Obviously she hardly had the will or strength to finish the sentence. I didn’t have the energy to even start our conversation, but, after a descent void of silence, I said: “Gail—”
She held up her hand to halt any vague ramblings, questions, or accusations I could feebly muster.
“Please, Cyndy, I’ve been thinking about what to say to you, to tell you, to plead with you … whatever. And I think the best way is to start from the beginning and get all the way through it in one piece. That will give you all the perspective I can generate. Then we can have that next level of conversation. Is that okay with you?”
I took a big breath and let it out while nodding. Gail began:
“You remember about three weeks ago? It was that Saturday? At the end of that first really hot week we had?”

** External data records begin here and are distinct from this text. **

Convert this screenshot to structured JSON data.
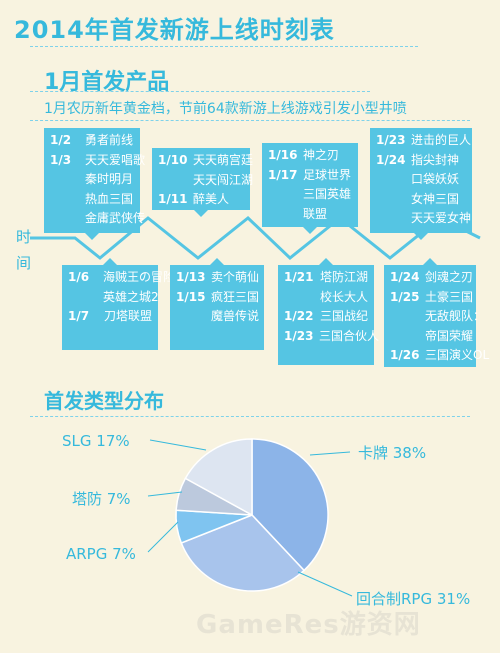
{
  "title": "2014年首发新游上线时刻表",
  "section1_title": "1月首发产品",
  "section1_desc": "1月农历新年黄金档，节前64款新游上线游戏引发小型井喷",
  "axis_label": [
    "时",
    "间"
  ],
  "timeline_top": [
    {
      "rows": [
        [
          "1/2",
          "勇者前线"
        ],
        [
          "1/3",
          "天天爱唱歌"
        ],
        [
          "",
          "秦时明月"
        ],
        [
          "",
          "热血三国"
        ],
        [
          "",
          "金庸武侠传"
        ]
      ]
    },
    {
      "rows": [
        [
          "1/10",
          "天天萌宫廷"
        ],
        [
          "",
          "天天闯江湖"
        ],
        [
          "1/11",
          "醉美人"
        ]
      ]
    },
    {
      "rows": [
        [
          "1/16",
          "神之刃"
        ],
        [
          "1/17",
          "足球世界"
        ],
        [
          "",
          "三国英雄"
        ],
        [
          "",
          "联盟"
        ]
      ]
    },
    {
      "rows": [
        [
          "1/23",
          "进击的巨人"
        ],
        [
          "1/24",
          "指尖封神"
        ],
        [
          "",
          "口袋妖妖"
        ],
        [
          "",
          "女神三国"
        ],
        [
          "",
          "天天爱女神"
        ]
      ]
    }
  ],
  "timeline_bottom": [
    {
      "rows": [
        [
          "1/6",
          "海贼王の冒险"
        ],
        [
          "",
          "英雄之城2"
        ],
        [
          "1/7",
          "刀塔联盟"
        ]
      ]
    },
    {
      "rows": [
        [
          "1/13",
          "卖个萌仙"
        ],
        [
          "1/15",
          "疯狂三国"
        ],
        [
          "",
          "魔兽传说"
        ]
      ]
    },
    {
      "rows": [
        [
          "1/21",
          "塔防江湖"
        ],
        [
          "",
          "校长大人"
        ],
        [
          "1/22",
          "三国战纪"
        ],
        [
          "1/23",
          "三国合伙人"
        ]
      ]
    },
    {
      "rows": [
        [
          "1/24",
          "剑魂之刃"
        ],
        [
          "1/25",
          "土豪三国"
        ],
        [
          "",
          "无敌舰队："
        ],
        [
          "",
          "帝国荣耀"
        ],
        [
          "1/26",
          "三国演义OL"
        ]
      ]
    }
  ],
  "section2_title": "首发类型分布",
  "watermark": "GameRes游资网",
  "colors": {
    "accent": "#36b9dc",
    "box": "#55c5e3",
    "background": "#f8f3e0"
  },
  "chart_data": {
    "type": "pie",
    "title": "首发类型分布",
    "slices": [
      {
        "label": "卡牌",
        "value": 38,
        "display": "卡牌 38%",
        "color": "#8cb4e8"
      },
      {
        "label": "回合制RPG",
        "value": 31,
        "display": "回合制RPG 31%",
        "color": "#a8c4ec"
      },
      {
        "label": "ARPG",
        "value": 7,
        "display": "ARPG   7%",
        "color": "#7fc4f0"
      },
      {
        "label": "塔防",
        "value": 7,
        "display": "塔防   7%",
        "color": "#bcc9dd"
      },
      {
        "label": "SLG",
        "value": 17,
        "display": "SLG   17%",
        "color": "#dde5f1"
      }
    ]
  }
}
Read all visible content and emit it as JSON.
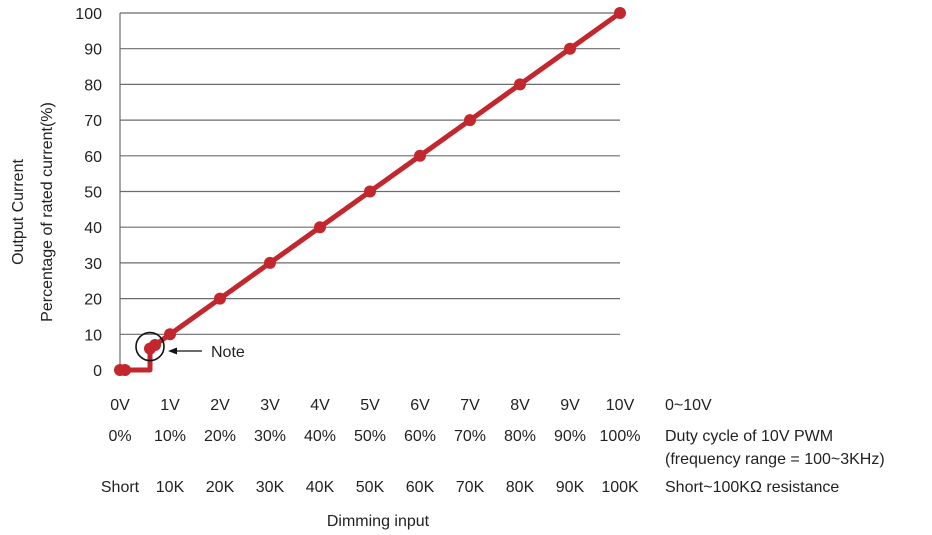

She was asking questions that didn’t need answers. Questions in tone only. Her eyes weren’t on me, and it was like she was staring right through that far wall.
“Vance was still away on that overnight in Dallas, and he had given me about a thousand things to get done before he got home the next day. You had volunteered Doug’s services for the morning. Our internet service was down and I had the cable coming to fix it at three in the afternoon.”
“I remember,” I said. She didn’t even hear me.
“Doug got here at 9 a.m. and I offered him some breakfast. He said he already ate, but would have a nice cold apple because he was in training. He talked a little about staying in shape and his track scholarship and how he was looking forward to going to the same college as my twins. I had been still thinking of him as a little boy and realized how he had slipped into being a well-built young man of 18.”
“I worked inside, and he did the yard work in that blazing sun. I went out to him at 11 with some ice-cold lemonade and watched him guzzle down two big glasses. He needed it because he had taken his shirt off and his chest was covered with sweat. I mentioned it, and he said I must be working hard too because my blouse was almost soaked.”